Fuel: Let’s start with the obvious. As you can probably guess, one of the most crucial factors to calculate freight costs for any type of transportation mode is fuel. Oil prices are constantly changing, and they are closely related to the cost of bunker fuel. Naturally, carriers are heavily affected by these fluctuations, and they adjust ocean freight rates depending on these ups and downs.

Season: Seasonal demand of commodities is also a key factor in calculating ocean freight rates. Because of changes in supply and demand, certain commodities become more expensive to ship during their peak seasons.

Currency: Shipping is a global industry, but not every country uses the same currency. We will not discuss the monetary policies of governments, but currency exchange rates have a significant impact on ocean freight rates, too. Even though the U.S. Dollar is the most accepted currency for international transactions, daily movement of other money markets changes the stand point of freight rates against U.S. Dollar.

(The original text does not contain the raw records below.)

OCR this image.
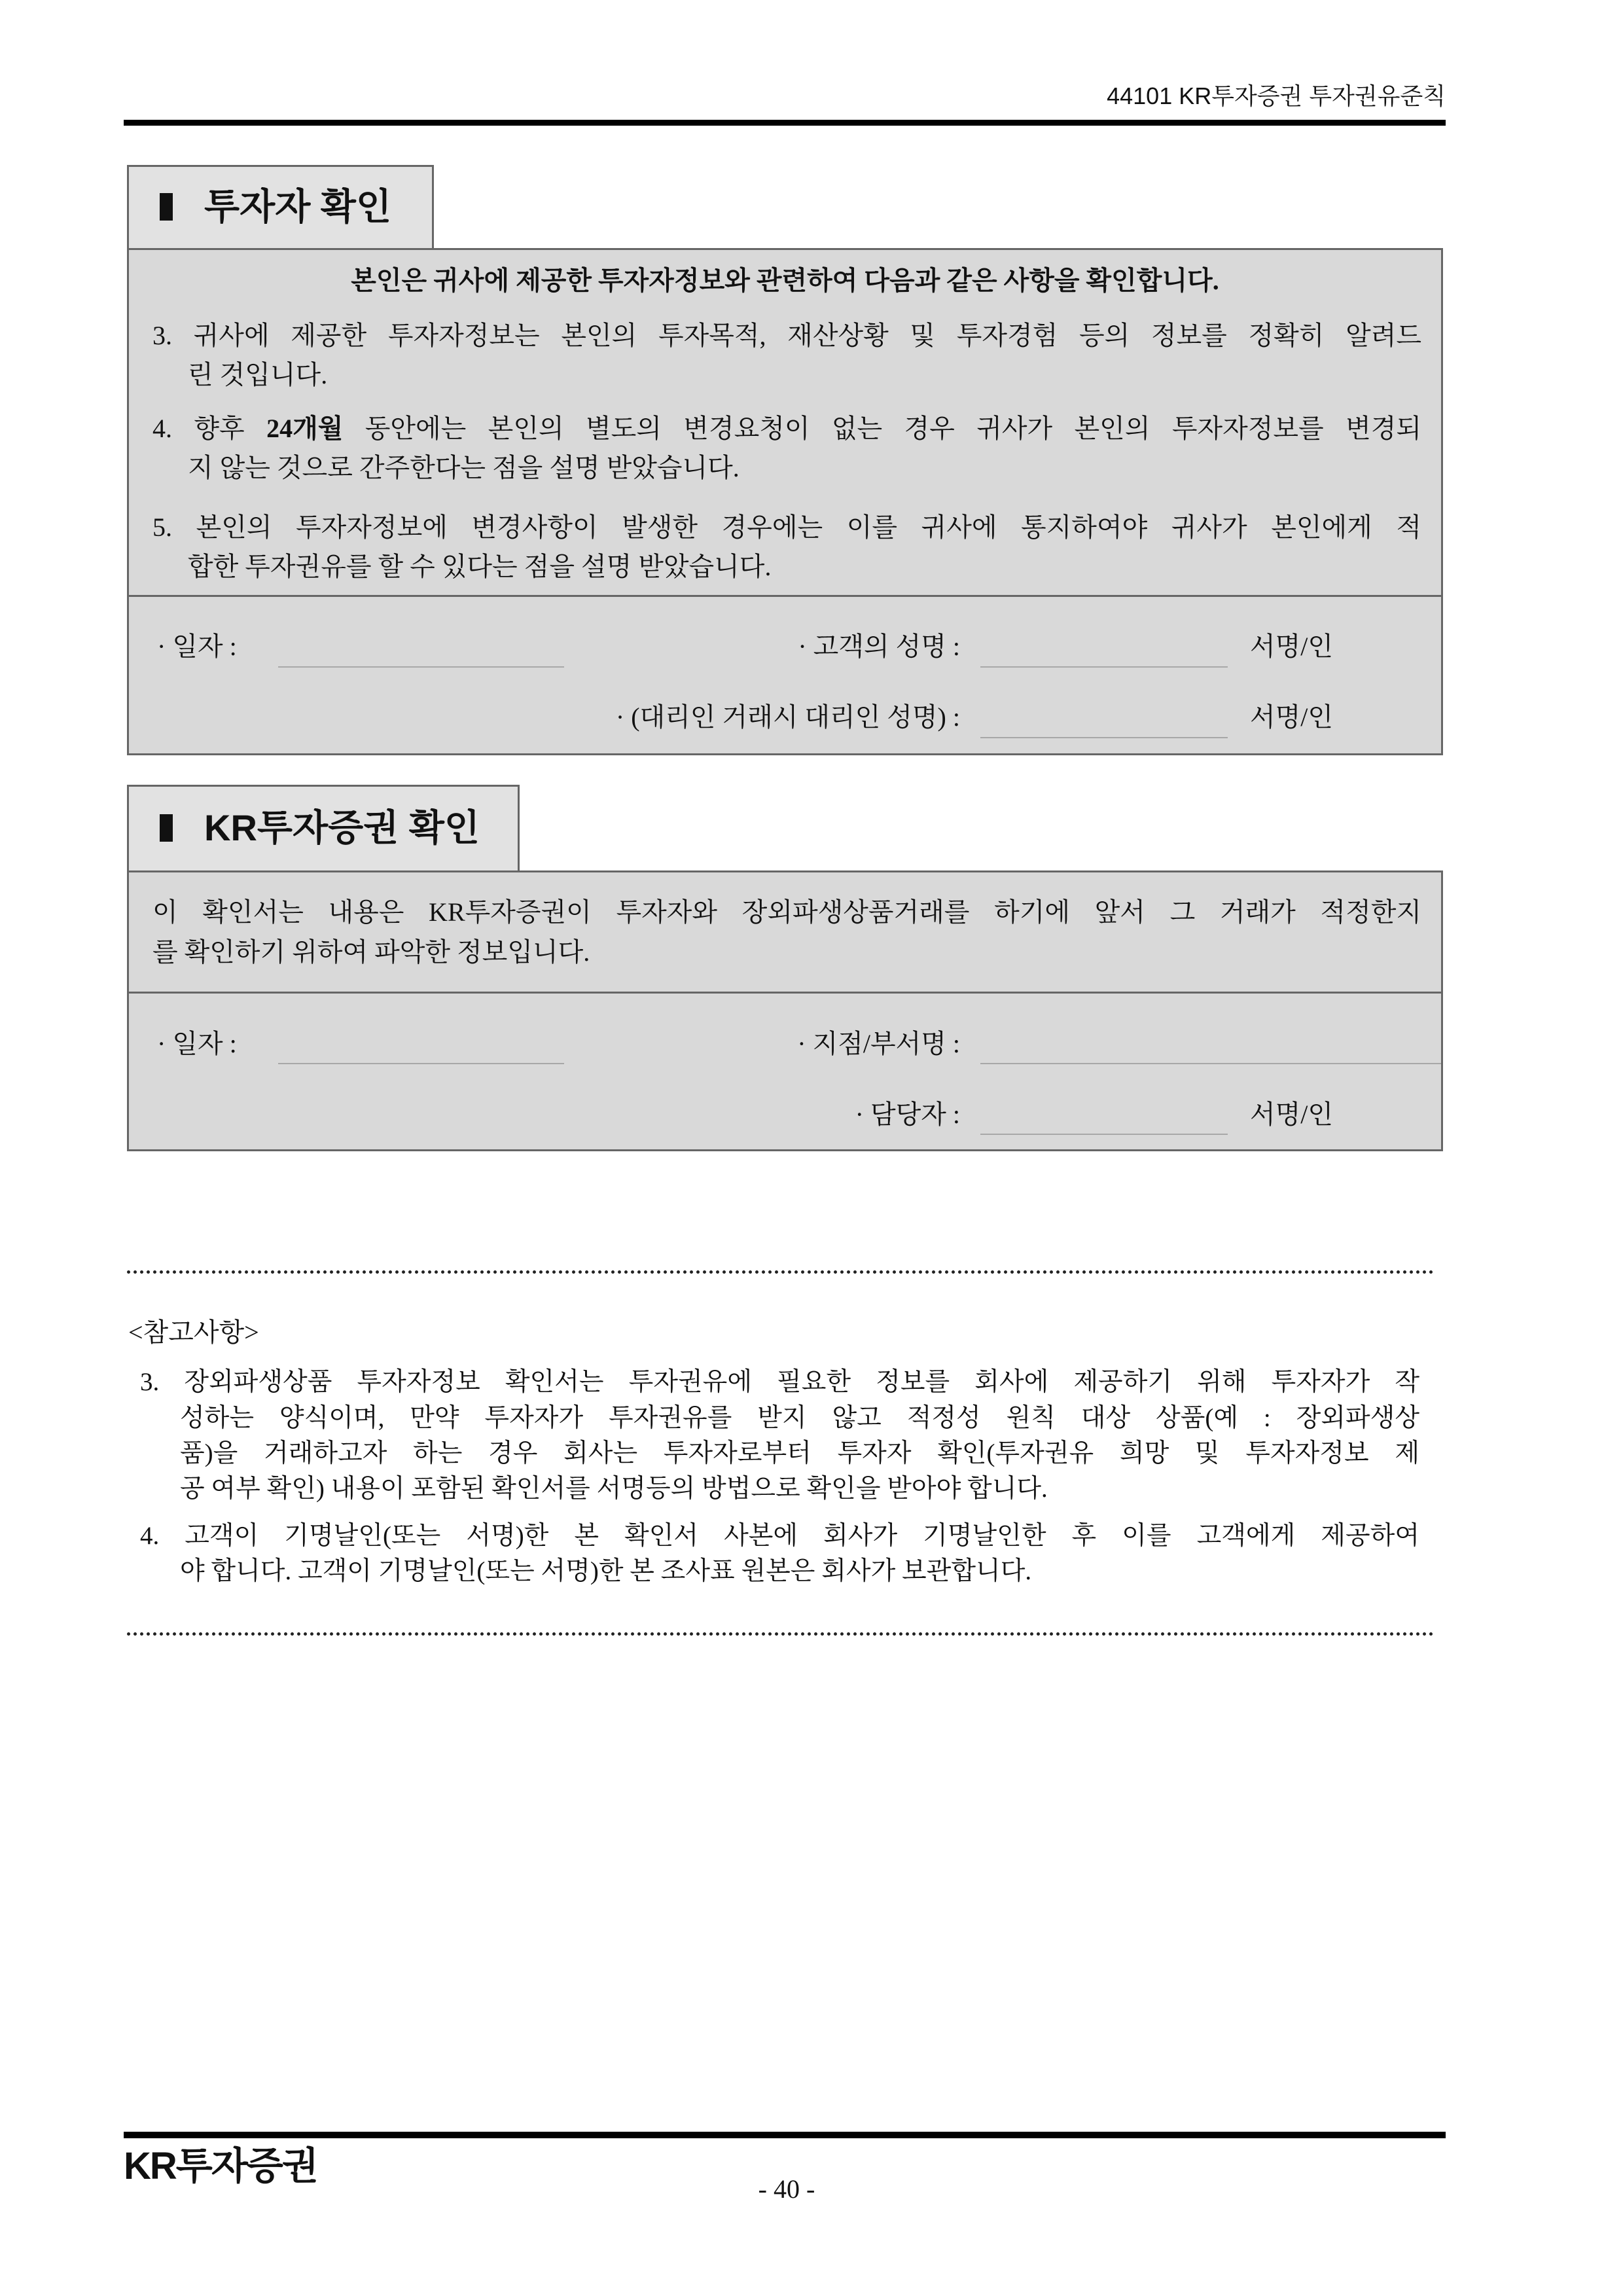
44101 KR투자증권 투자권유준칙
투자자 확인
본인은 귀사에 제공한 투자자정보와 관련하여 다음과 같은 사항을 확인합니다.
3. 귀사에 제공한 투자자정보는 본인의 투자목적, 재산상황 및 투자경험 등의 정보를 정확히 알려드
린 것입니다.
4. 향후 24개월 동안에는 본인의 별도의 변경요청이 없는 경우 귀사가 본인의 투자자정보를 변경되
지 않는 것으로 간주한다는 점을 설명 받았습니다.
5. 본인의 투자자정보에 변경사항이 발생한 경우에는 이를 귀사에 통지하여야 귀사가 본인에게 적
합한 투자권유를 할 수 있다는 점을 설명 받았습니다.
· 일자 :	· 고객의 성명 :	서명/인
· (대리인 거래시 대리인 성명) :	서명/인
KR투자증권 확인
이 확인서는 내용은 KR투자증권이 투자자와 장외파생상품거래를 하기에 앞서 그 거래가 적정한지
를 확인하기 위하여 파악한 정보입니다.
· 일자 :	· 지점/부서명 :
· 담당자 :	서명/인
<참고사항>
3. 장외파생상품 투자자정보 확인서는 투자권유에 필요한 정보를 회사에 제공하기 위해 투자자가 작
성하는 양식이며, 만약 투자자가 투자권유를 받지 않고 적정성 원칙 대상 상품(예 : 장외파생상
품)을 거래하고자 하는 경우 회사는 투자자로부터 투자자 확인(투자권유 희망 및 투자자정보 제
공 여부 확인) 내용이 포함된 확인서를 서명등의 방법으로 확인을 받아야 합니다.
4. 고객이 기명날인(또는 서명)한 본 확인서 사본에 회사가 기명날인한 후 이를 고객에게 제공하여
야 합니다. 고객이 기명날인(또는 서명)한 본 조사표 원본은 회사가 보관합니다.
KR투자증권
- 40 -
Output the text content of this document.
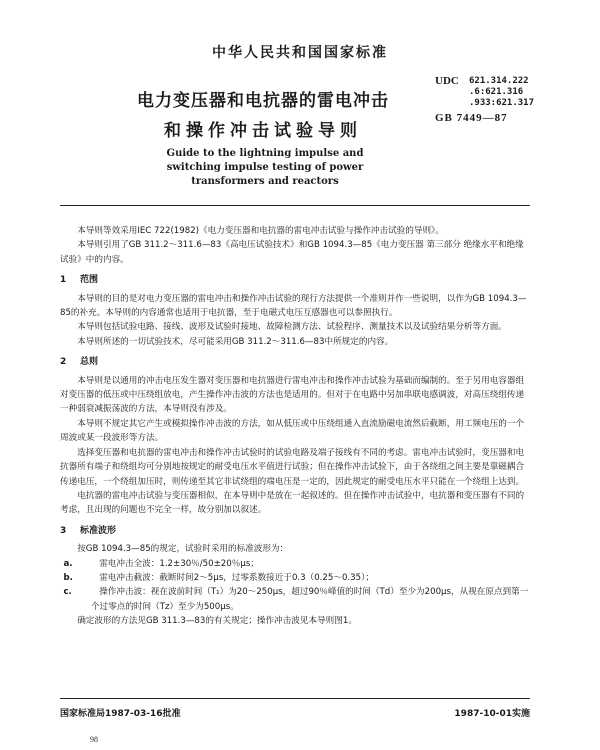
中华人民共和国国家标准
电力变压器和电抗器的雷电冲击
和操作冲击试验导则
UDC	621.314.222
.6:621.316
.933:621.317
GB 7449—87
Guide to the lightning impulse and
switching impulse testing of power
transformers and reactors

本导则等效采用IEC 722(1982)《电力变压器和电抗器的雷电冲击试验与操作冲击试验的导则》。

本导则引用了GB 311.2～311.6—83《高电压试验技术》和GB 1094.3—85《电力变压器 第三部分 绝缘水平和绝缘试验》中的内容。

1 范围

本导则的目的是对电力变压器的雷电冲击和操作冲击试验的现行方法提供一个准则并作一些说明，以作为GB 1094.3—85的补充。本导则的内容通常也适用于电抗器，至于电磁式电压互感器也可以参照执行。

本导则包括试验电路、接线、波形及试验时接地、故障检测方法、试验程序、测量技术以及试验结果分析等方面。

本导则所述的一切试验技术，尽可能采用GB 311.2～311.6—83中所规定的内容。

2 总则

本导则是以通用的冲击电压发生器对变压器和电抗器进行雷电冲击和操作冲击试验为基础而编制的。至于另用电容器组对变压器的低压或中压绕组放电，产生操作冲击波的方法也是适用的。但对于在电路中另加串联电感调波，对高压绕组传递一种弱衰减振荡波的方法，本导则没有涉及。

本导则不规定其它产生或模拟操作冲击波的方法，如从低压或中压绕组通入直流励磁电流然后截断，用工频电压的一个周波或某一段波形等方法。

选择变压器和电抗器的雷电冲击和操作冲击试验时的试验电路及端子接线有不同的考虑。雷电冲击试验时，变压器和电抗器所有端子和绕组均可分别地按规定的耐受电压水平值进行试验；但在操作冲击试验下，由于各绕组之间主要是靠磁耦合传递电压，一个绕组加压时，则传递至其它非试绕组的端电压是一定的，因此规定的耐受电压水平只能在一个绕组上达到。

电抗器的雷电冲击试验与变压器相似，在本导则中是放在一起叙述的。但在操作冲击试验中，电抗器和变压器有不同的考虑，且出现的问题也不完全一样，故分别加以叙述。

3 标准波形

按GB 1094.3—85的规定，试验时采用的标准波形为：

a.	雷电冲击全波：1.2±30％/50±20％μs；

b.	雷电冲击截波：截断时间2～5μs，过零系数接近于0.3（0.25～0.35）；

c.	操作冲击波：视在波前时间（T₁）为20～250μs，超过90％峰值的时间（Td）至少为200μs，从视在原点到第一个过零点的时间（Tz）至少为500μs。

确定波形的方法见GB 311.3—83的有关规定；操作冲击波见本导则图1。

国家标准局1987-03-16批准	1987-10-01实施
98
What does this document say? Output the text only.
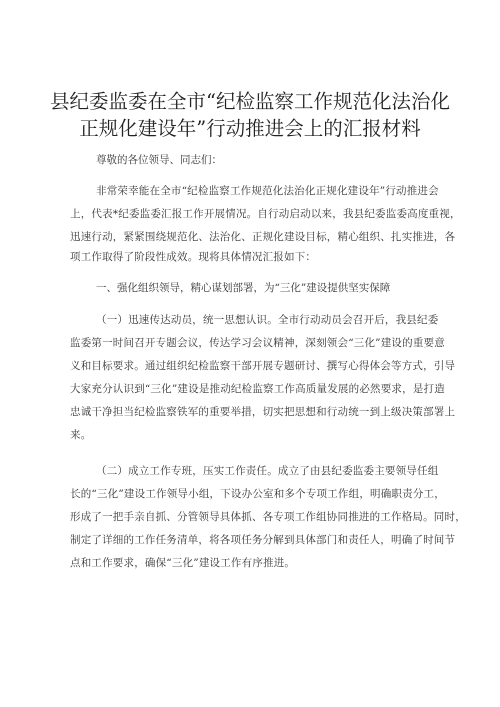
县纪委监委在全市“纪检监察工作规范化法治化
正规化建设年”行动推进会上的汇报材料
尊敬的各位领导、同志们：
非常荣幸能在全市“纪检监察工作规范化法治化正规化建设年”行动推进会
上，代表*纪委监委汇报工作开展情况。自行动启动以来，我县纪委监委高度重视，
迅速行动，紧紧围绕规范化、法治化、正规化建设目标，精心组织、扎实推进，各
项工作取得了阶段性成效。现将具体情况汇报如下：
一、强化组织领导，精心谋划部署，为“三化”建设提供坚实保障
（一）迅速传达动员，统一思想认识。全市行动动员会召开后，我县纪委
监委第一时间召开专题会议，传达学习会议精神，深刻领会“三化”建设的重要意
义和目标要求。通过组织纪检监察干部开展专题研讨、撰写心得体会等方式，引导
大家充分认识到“三化”建设是推动纪检监察工作高质量发展的必然要求，是打造
忠诚干净担当纪检监察铁军的重要举措，切实把思想和行动统一到上级决策部署上
来。
（二）成立工作专班，压实工作责任。成立了由县纪委监委主要领导任组
长的“三化”建设工作领导小组，下设办公室和多个专项工作组，明确职责分工，
形成了一把手亲自抓、分管领导具体抓、各专项工作组协同推进的工作格局。同时，
制定了详细的工作任务清单，将各项任务分解到具体部门和责任人，明确了时间节
点和工作要求，确保“三化”建设工作有序推进。
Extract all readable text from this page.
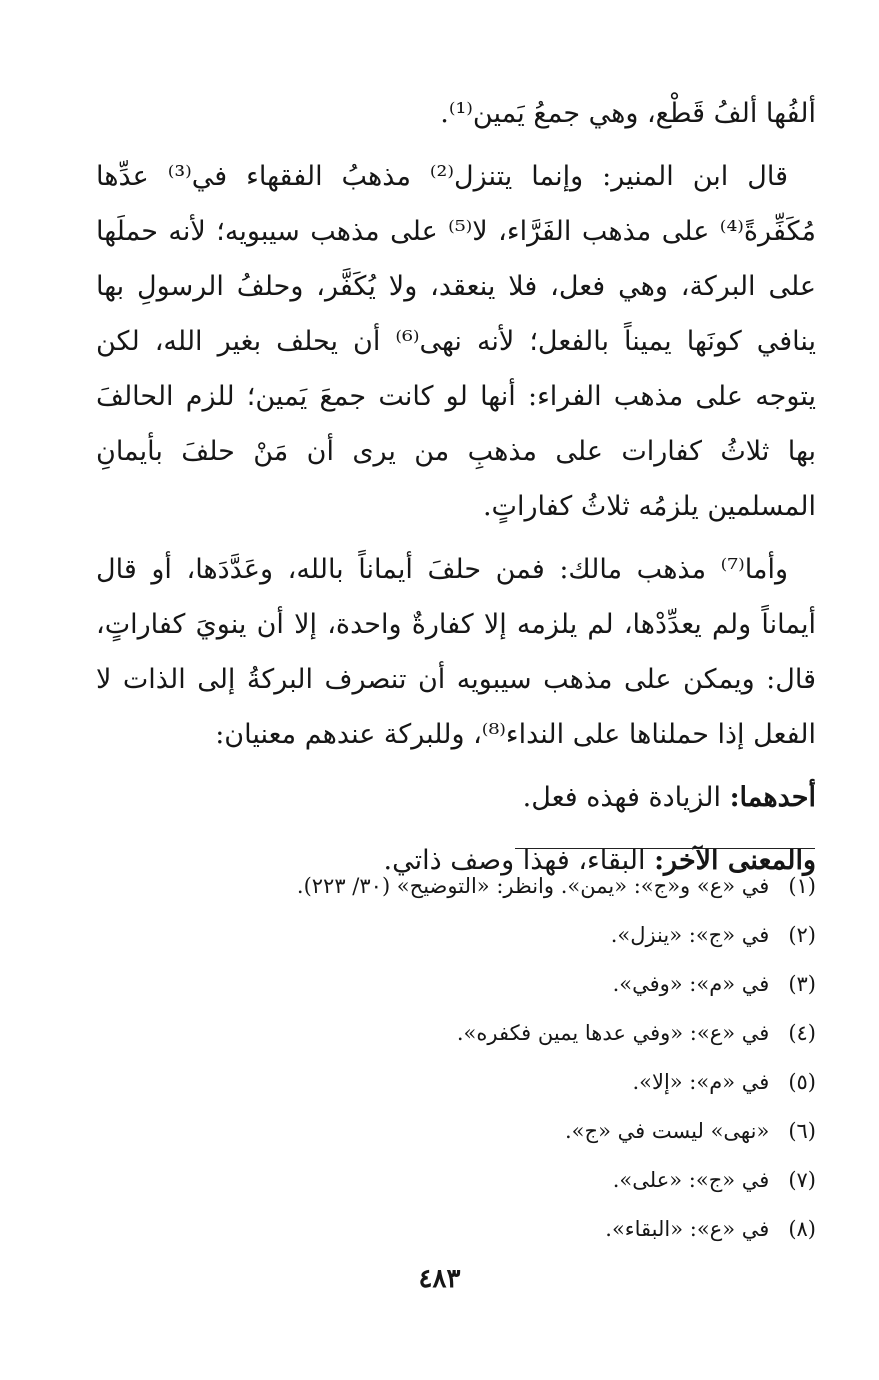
ألفُها ألفُ قَطْع، وهي جمعُ يَمين⁽¹⁾.

قال ابن المنير: وإنما يتنزل⁽²⁾ مذهبُ الفقهاء في⁽³⁾ عدِّها مُكَفِّرةً⁽⁴⁾ على مذهب الفَرَّاء، لا⁽⁵⁾ على مذهب سيبويه؛ لأنه حملَها على البركة، وهي فعل، فلا ينعقد، ولا يُكَفَّر، وحلفُ الرسولِ بها ينافي كونَها يميناً بالفعل؛ لأنه نهى⁽⁶⁾ أن يحلف بغير الله، لكن يتوجه على مذهب الفراء: أنها لو كانت جمعَ يَمين؛ للزم الحالفَ بها ثلاثُ كفارات على مذهبِ من يرى أن مَنْ حلفَ بأيمانِ المسلمين يلزمُه ثلاثُ كفاراتٍ.

وأما⁽⁷⁾ مذهب مالك: فمن حلفَ أيماناً بالله، وعَدَّدَها، أو قال أيماناً ولم يعدِّدْها، لم يلزمه إلا كفارةٌ واحدة، إلا أن ينويَ كفاراتٍ، قال: ويمكن على مذهب سيبويه أن تنصرف البركةُ إلى الذات لا الفعل إذا حملناها على النداء⁽⁸⁾، وللبركة عندهم معنيان:

أحدهما: الزيادة فهذه فعل.

والمعنى الآخر: البقاء، فهذا وصف ذاتي.

(١) في «ع» و«ج»: «يمن». وانظر: «التوضيح» (٣٠/ ٢٢٣).
(٢) في «ج»: «ينزل».
(٣) في «م»: «وفي».
(٤) في «ع»: «وفي عدها يمين فكفره».
(٥) في «م»: «إلا».
(٦) «نهى» ليست في «ج».
(٧) في «ج»: «على».
(٨) في «ع»: «البقاء».
٤٨٣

Capacity: In the simplest terms, ocean freight itself is a commodity. Similar to physical commodities, such as oil, natural gas, or steel, when demand is higher than supply, the value of the commodity rises. As we have seen an instant increase in freight rates after Hanjin’s bankruptcy. Capacity is the most important element influencing our numbers.

Besides these factors, steamship lines are also changing the shape of the shipping industry.

As companies continue to consolidate, the entire shipping industry is being led by three large groups of carriers. Less competition brings more manipulation, and better control of freight rates. Experts believe that this trend will drive rates even higher in upcoming years.